Rate limiting prevents abuse by restricting request frequency per client. Implementation: express-rate-limit for simple cases (in-memory window). For distributed apps: redis-based rate limiting (rate-limiter-flexible). Strategies: fixed window, sliding window, token bucket. Return 429 status with Retry-After header. Apply different limits to different routes (auth endpoints stricter). Use API gateway for infrastructure-level limiting.

Databases

09 · 1q

Always use connection pools — creating connections is expensive. For PostgreSQL: pg Pool or Sequelize pool settings. For MongoDB: mongoose maintains pool automatically. Key config: min/max pool size, idle timeout, connection timeout. In serverless (Lambda): use RDS Proxy or Mongoose singleton with connection reuse. Close pool on process exit. Never create a new connection per request.

Architecture

10 · 2q

Recommended structure: /src (source), /routes (express routers), /controllers (request handlers), /services (business logic), /models (data access), /middleware, /utils, /config. Principles: separation of concerns, controllers thin (delegate to services), services independent of framework. Use dependency injection for testability. config via environment variables (dotenv). Separate start.js from app.js for testing.

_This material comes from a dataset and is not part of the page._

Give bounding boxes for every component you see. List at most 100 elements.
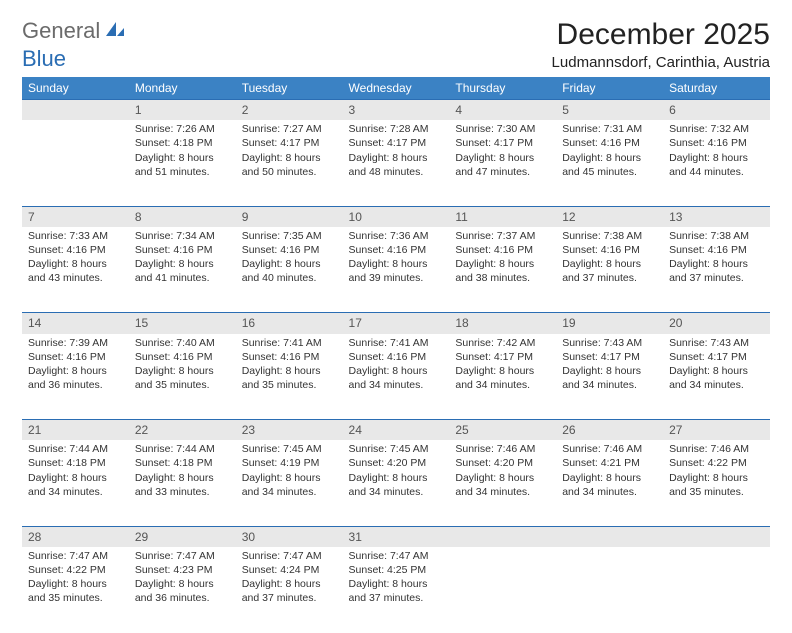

Use HTTP methods correctly (GET/POST/PUT/PATCH/DELETE). Resource-based URLs (/users/:id, not /getUser). HTTP status codes: 200 OK, 201 Created, 400 Bad Request, 401 Unauthorized, 403 Forbidden, 404 Not Found, 422 Validation, 429 Rate Limited, 500 Server Error. Pagination, filtering, sorting via query params. Versioning via URL (/api/v1) or header. Always validate input; return consistent error format.

DevOps

11 · 1q

PM2 is a process manager for Node.js. Features: automatic restart on crash, cluster mode (multiple CPU cores), log management, monitoring dashboard, zero-downtime deploys (pm2 reload), environment management. Use cluster mode to utilize all CPUs. ecosystem.config.js for multiple app configs. PM2 Plus for remote monitoring. Alternative: run as systemd service or in Docker container.